Paige Winfield Cunningham and Jennifer Haberkorn at Politico write:

Eight pages of prepared testimony by CMS Administrator Marilyn Tavenner shed no new light on what went wrong with HealthCare.gov or on the internal decision-making surrounding its construction, but rather her testimony restates the administration’s plans for fixing it.

Tavenner is scheduled to testify Tuesday before the House Ways and Means Committee about the website launch. According to a copy of her testimony obtained by POLITICO, a “subset” of contractors that built the website haven’t met expectations.

To address the website’s ongoing challenges, the agency has updated it several times with new code including bug fixes.
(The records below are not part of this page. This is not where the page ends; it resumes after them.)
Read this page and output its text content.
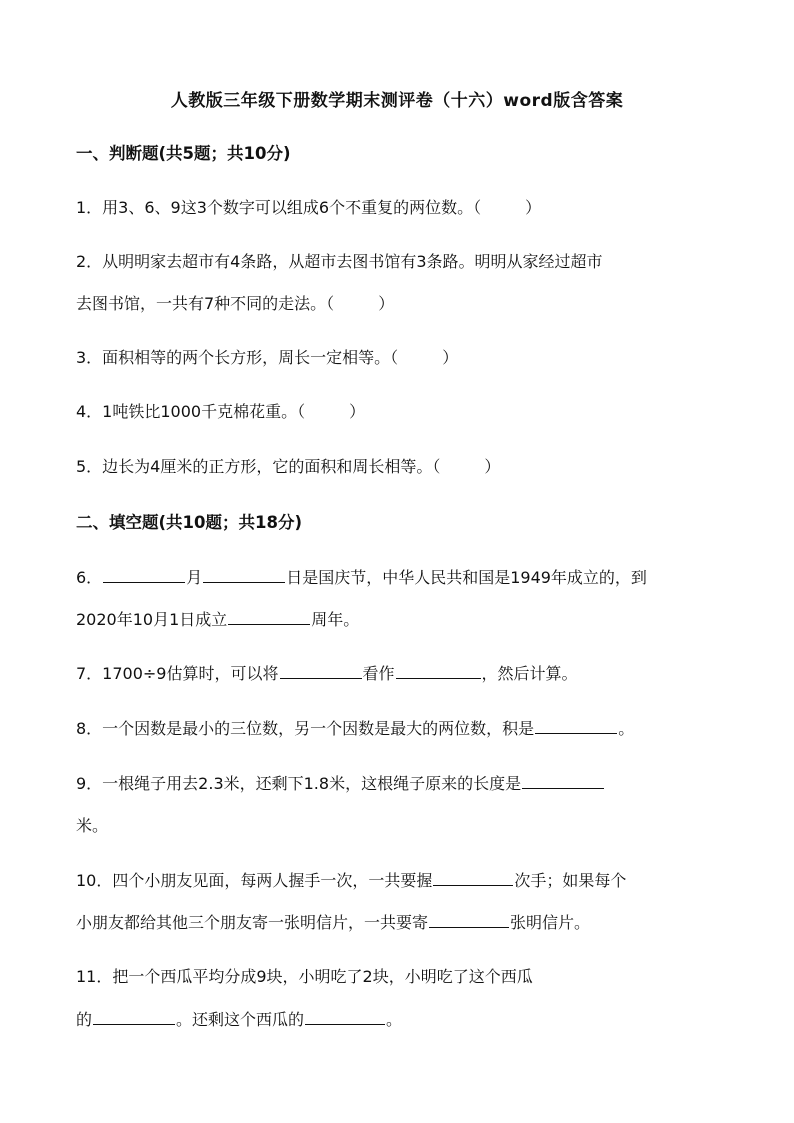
人教版三年级下册数学期末测评卷（十六）word版含答案
一、判断题(共5题；共10分)
1．用3、6、9这3个数字可以组成6个不重复的两位数。（	）
2．从明明家去超市有4条路，从超市去图书馆有3条路。明明从家经过超市
去图书馆，一共有7种不同的走法。（	）
3．面积相等的两个长方形，周长一定相等。（	）
4．1吨铁比1000千克棉花重。（	）
5．边长为4厘米的正方形，它的面积和周长相等。（	）
二、填空题(共10题；共18分)
6．	月	日是国庆节，中华人民共和国是1949年成立的，到
2020年10月1日成立	周年。
7．1700÷9估算时，可以将	看作	，然后计算。
8．一个因数是最小的三位数，另一个因数是最大的两位数，积是	。
9．一根绳子用去2.3米，还剩下1.8米，这根绳子原来的长度是
米。
10．四个小朋友见面，每两人握手一次，一共要握	次手；如果每个
小朋友都给其他三个朋友寄一张明信片，一共要寄	张明信片。
11．把一个西瓜平均分成9块，小明吃了2块，小明吃了这个西瓜
的	。还剩这个西瓜的	。
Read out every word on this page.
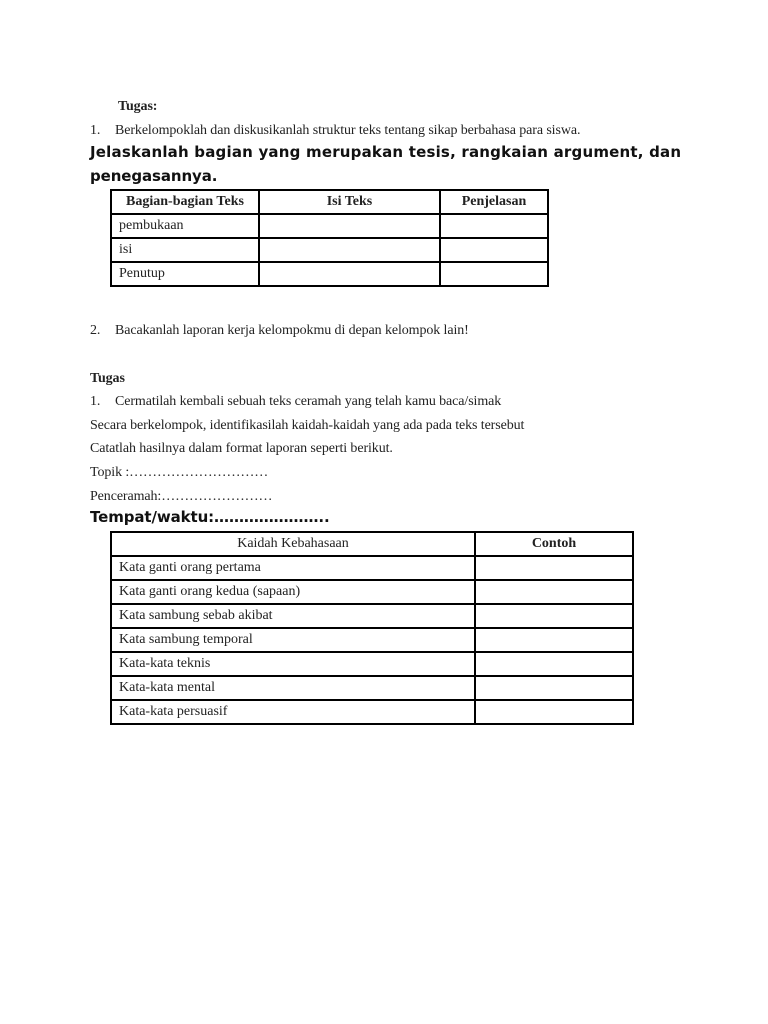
Tugas:
1. Berkelompoklah dan diskusikanlah struktur teks tentang sikap berbahasa para siswa.
Jelaskanlah bagian yang merupakan tesis, rangkaian argument, dan
penegasannya.
Bagian-bagian Teks	Isi Teks	Penjelasan
pembukaan		
isi		
Penutup		
2. Bacakanlah laporan kerja kelompokmu di depan kelompok lain!
Tugas
1. Cermatilah kembali sebuah teks ceramah yang telah kamu baca/simak
Secara berkelompok, identifikasilah kaidah-kaidah yang ada pada teks tersebut
Catatlah hasilnya dalam format laporan seperti berikut.
Topik :…………………………
Penceramah:……………………
Tempat/waktu:…………………..
Kaidah Kebahasaan	Contoh
Kata ganti orang pertama	
Kata ganti orang kedua (sapaan)	
Kata sambung sebab akibat	
Kata sambung temporal	
Kata-kata teknis	
Kata-kata mental	
Kata-kata persuasif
It’s also adding more capacity, fixing signup and log-in problems, and trying to “stabilize” those parts of the website, allowing for the removal of the virtual “waiting room,” the testimony says.

And Sheryl Gay Stolberg at The New York Times writes:

Ten days before HealthCare.gov opened for business, Marilyn Tavenner, the obscure federal bureaucrat whose agency oversaw the creation of the troubled online insurance marketplace, had a bad omen. It was a Sunday, and her mobile device was on the fritz, forcing her to go into the office.

 “It reminded me that I can still be brought to my knees by a malfunctioning BlackBerry,” she joked in late September, recounting her technology woes to a group of insurance executives.

Nobody at the Centers for Medicare and Medicaid Services, the agency Ms. Tavenner runs, is joking now.